When registering an SCC agent for an ESP node, there are three optional parameters that you can specify: node configuration file path, log configuration file path, and startup folder path.

The node configuration file path is the path to the node configuration file that the agent should use to start the ESP node. This is the equivalent to the –cluster-node parameter for the esp_server command.

The log configuration file path is the path to the log configuration file. This is the equivalent to the –cluster-log-properties parameter for the esp_server command.

The startup folder path is the path to the folder from where the ESP node was started. The agent looks for the startup folder because that is where the cluster log resides. Note that this is not necessarily the location of the esp_server binary. For example, if the esp_server binary is located under $ESP_HOME/bin, but your current directory is /myhome/myserverrun, you can:
> cd /myhome/myserverrun 
> $ESP_HOME/bin/esp_server ..
In this example, /myhome/myserverrun would be the startup folder.

If you do not provide these parameters, the SCC agent attempts to discover the correct node configuration file and derives the other two parameters from this. The agent iterates over all subfolders under $ESP_HOME/cluster/nodes and looks for ".xml". It parses these files looking for those matching the node's port (as specified in node registration in SCC) and name (as specified during installation of Event Stream Processor). If it finds exactly one matching file, that is assumed to be the desired node configuration file.

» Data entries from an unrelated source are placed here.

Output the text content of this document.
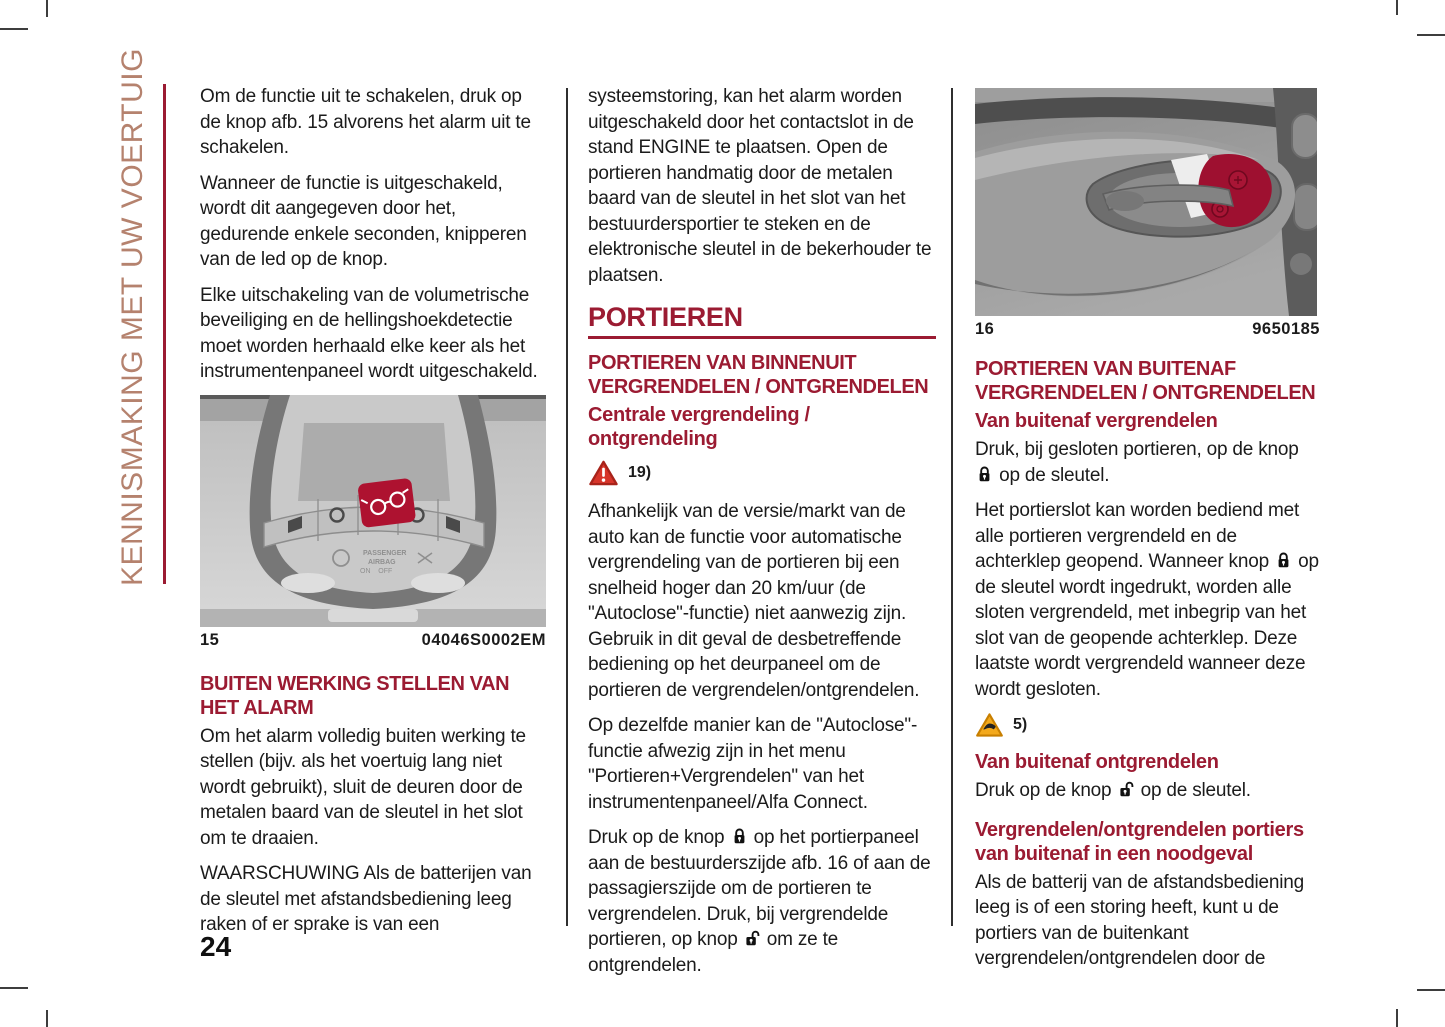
KENNISMAKING MET UW VOERTUIG	Om de functie uit te schakelen, druk op de knop afb. 15 alvorens het alarm uit te schakelen.

Wanneer de functie is uitgeschakeld, wordt dit aangegeven door het, gedurende enkele seconden, knipperen van de led op de knop.

Elke uitschakeling van de volumetrische beveiliging en de hellingshoekdetectie moet worden herhaald elke keer als het instrumentenpaneel wordt uitgeschakeld.

PASSENGER
AIRBAG
ON    OFF
15	04046S0002EM
BUITEN WERKING STELLEN VAN HET ALARM

Om het alarm volledig buiten werking te stellen (bijv. als het voertuig lang niet wordt gebruikt), sluit de deuren door de metalen baard van de sleutel in het slot om te draaien.

WAARSCHUWING Als de batterijen van de sleutel met afstandsbediening leeg raken of er sprake is van een

systeemstoring, kan het alarm worden uitgeschakeld door het contactslot in de stand ENGINE te plaatsen. Open de portieren handmatig door de metalen baard van de sleutel in het slot van het bestuurdersportier te steken en de elektronische sleutel in de bekerhouder te plaatsen.

PORTIEREN
PORTIEREN VAN BINNENUIT VERGRENDELEN / ONTGRENDELEN
Centrale vergrendeling / ontgrendeling
19)

Afhankelijk van de versie/markt van de auto kan de functie voor automatische vergrendeling van de portieren bij een snelheid hoger dan 20 km/uur (de "Autoclose"-functie) niet aanwezig zijn. Gebruik in dit geval de desbetreffende bediening op het deurpaneel om de portieren de vergrendelen/ontgrendelen.

Op dezelfde manier kan de "Autoclose"-functie afwezig zijn in het menu "Portieren+Vergrendelen" van het instrumentenpaneel/Alfa Connect.

Druk op de knop op het portierpaneel aan de bestuurderszijde afb. 16 of aan de passagierszijde om de portieren te vergrendelen. Druk, bij vergrendelde portieren, op knop om ze te ontgrendelen.

16	9650185
PORTIEREN VAN BUITENAF VERGRENDELEN / ONTGRENDELEN
Van buitenaf vergrendelen

Druk, bij gesloten portieren, op de knop  op de sleutel.

Het portierslot kan worden bediend met alle portieren vergrendeld en de achterklep geopend. Wanneer knop op de sleutel wordt ingedrukt, worden alle sloten vergrendeld, met inbegrip van het slot van de geopende achterklep. Deze laatste wordt vergrendeld wanneer deze wordt gesloten.

5)
Van buitenaf ontgrendelen

Druk op de knop op de sleutel.

Vergrendelen/ontgrendelen portiers van buitenaf in een noodgeval

Als de batterij van de afstandsbediening leeg is of een storing heeft, kunt u de portiers van de buitenkant vergrendelen/ontgrendelen door de

24
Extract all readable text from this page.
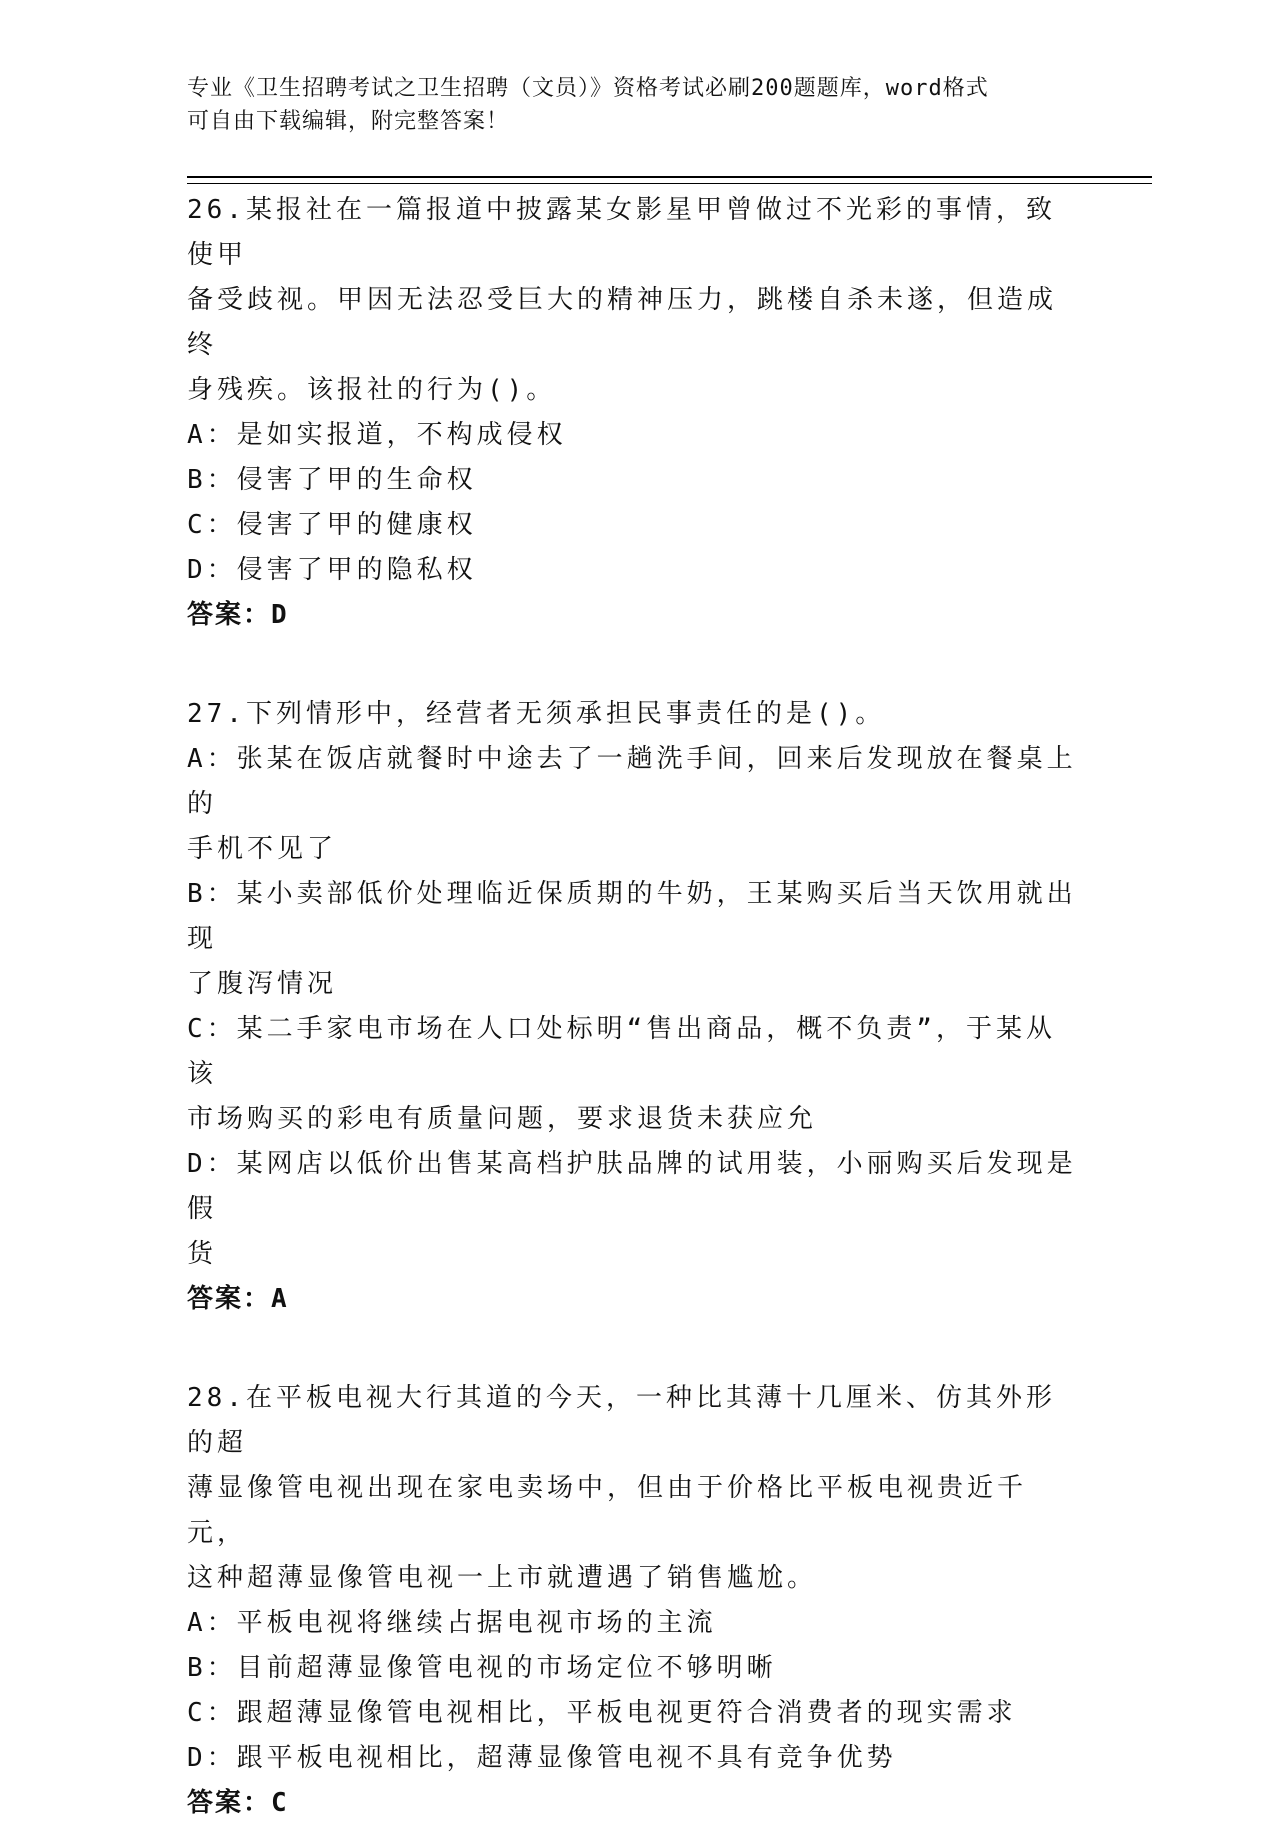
专业《卫生招聘考试之卫生招聘（文员）》资格考试必刷200题题库，word格式
可自由下载编辑，附完整答案！

26.某报社在一篇报道中披露某女影星甲曾做过不光彩的事情，致使甲

备受歧视。甲因无法忍受巨大的精神压力，跳楼自杀未遂，但造成终

身残疾。该报社的行为()。

A：是如实报道，不构成侵权

B：侵害了甲的生命权

C：侵害了甲的健康权

D：侵害了甲的隐私权

答案：D

27.下列情形中，经营者无须承担民事责任的是()。

A：张某在饭店就餐时中途去了一趟洗手间，回来后发现放在餐桌上的

手机不见了

B：某小卖部低价处理临近保质期的牛奶，王某购买后当天饮用就出现

了腹泻情况

C：某二手家电市场在人口处标明“售出商品，概不负责”，于某从该

市场购买的彩电有质量问题，要求退货未获应允

D：某网店以低价出售某高档护肤品牌的试用装，小丽购买后发现是假

货

答案：A

28.在平板电视大行其道的今天，一种比其薄十几厘米、仿其外形的超

薄显像管电视出现在家电卖场中，但由于价格比平板电视贵近千元，

这种超薄显像管电视一上市就遭遇了销售尴尬。

A：平板电视将继续占据电视市场的主流

B：目前超薄显像管电视的市场定位不够明晰

C：跟超薄显像管电视相比，平板电视更符合消费者的现实需求

D：跟平板电视相比，超薄显像管电视不具有竞争优势

答案：C
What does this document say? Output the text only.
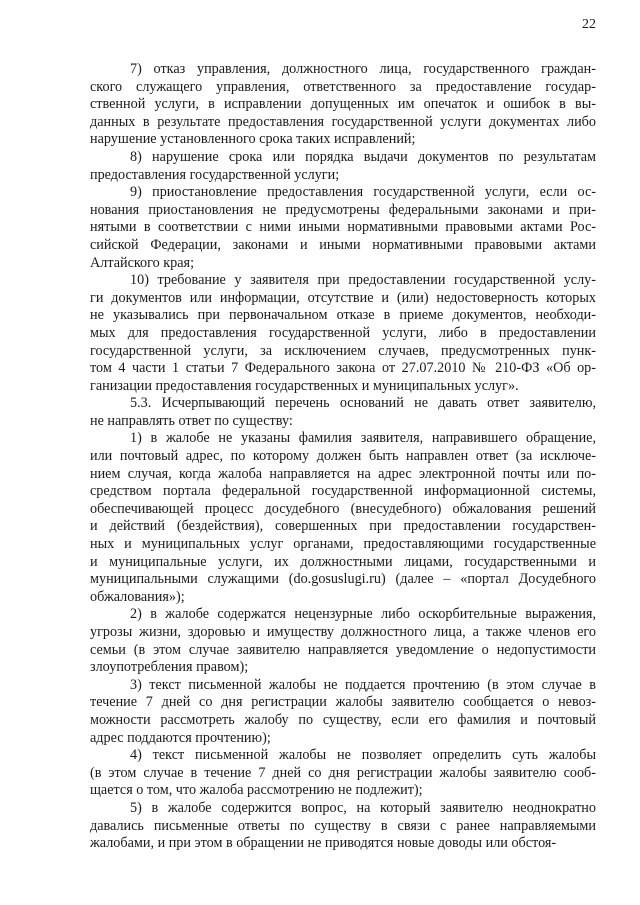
22
7) отказ управления, должностного лица, государственного граждан-
ского служащего управления, ответственного за предоставление государ-
ственной услуги, в исправлении допущенных им опечаток и ошибок в вы-
данных в результате предоставления государственной услуги документах либо
нарушение установленного срока таких исправлений;
8) нарушение срока или порядка выдачи документов по результатам
предоставления государственной услуги;
9) приостановление предоставления государственной услуги, если ос-
нования приостановления не предусмотрены федеральными законами и при-
нятыми в соответствии с ними иными нормативными правовыми актами Рос-
сийской Федерации, законами и иными нормативными правовыми актами
Алтайского края;
10) требование у заявителя при предоставлении государственной услу-
ги документов или информации, отсутствие и (или) недостоверность которых
не указывались при первоначальном отказе в приеме документов, необходи-
мых для предоставления государственной услуги, либо в предоставлении
государственной услуги, за исключением случаев, предусмотренных пунк-
том 4 части 1 статьи 7 Федерального закона от 27.07.2010 № 210-ФЗ «Об ор-
ганизации предоставления государственных и муниципальных услуг».
5.3. Исчерпывающий перечень оснований не давать ответ заявителю,
не направлять ответ по существу:
1) в жалобе не указаны фамилия заявителя, направившего обращение,
или почтовый адрес, по которому должен быть направлен ответ (за исключе-
нием случая, когда жалоба направляется на адрес электронной почты или по-
средством портала федеральной государственной информационной системы,
обеспечивающей процесс досудебного (внесудебного) обжалования решений
и действий (бездействия), совершенных при предоставлении государствен-
ных и муниципальных услуг органами, предоставляющими государственные
и муниципальные услуги, их должностными лицами, государственными и
муниципальными служащими (do.gosuslugi.ru) (далее – «портал Досудебного
обжалования»);
2) в жалобе содержатся нецензурные либо оскорбительные выражения,
угрозы жизни, здоровью и имуществу должностного лица, а также членов его
семьи (в этом случае заявителю направляется уведомление о недопустимости
злоупотребления правом);
3) текст письменной жалобы не поддается прочтению (в этом случае в
течение 7 дней со дня регистрации жалобы заявителю сообщается о невоз-
можности рассмотреть жалобу по существу, если его фамилия и почтовый
адрес поддаются прочтению);
4) текст письменной жалобы не позволяет определить суть жалобы
(в этом случае в течение 7 дней со дня регистрации жалобы заявителю сооб-
щается о том, что жалоба рассмотрению не подлежит);
5) в жалобе содержится вопрос, на который заявителю неоднократно
давались письменные ответы по существу в связи с ранее направляемыми
жалобами, и при этом в обращении не приводятся новые доводы или обстоя-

If multiple matching configuration files are found this way, discovery fails and you will need to specify the node configuration manually. The same happens if the agent does not find any matching configuration files.

Once a node configuration file is found, or if the node configuration was specified in the agent registration, the agent attempts to locate the other parameters, if they are left blank. The startup location is assumed to be the folder where the node configuration file is located, and the log configuration is assumed to reside in the same folder as the node configuration file. Any *.log.properties files located in the same folder are used for log configuration, with preference given to the cluster.log.properties file. If multiple .log.properties files exist in the folder, or if none are found, the server starts without the --cluster-log-config option.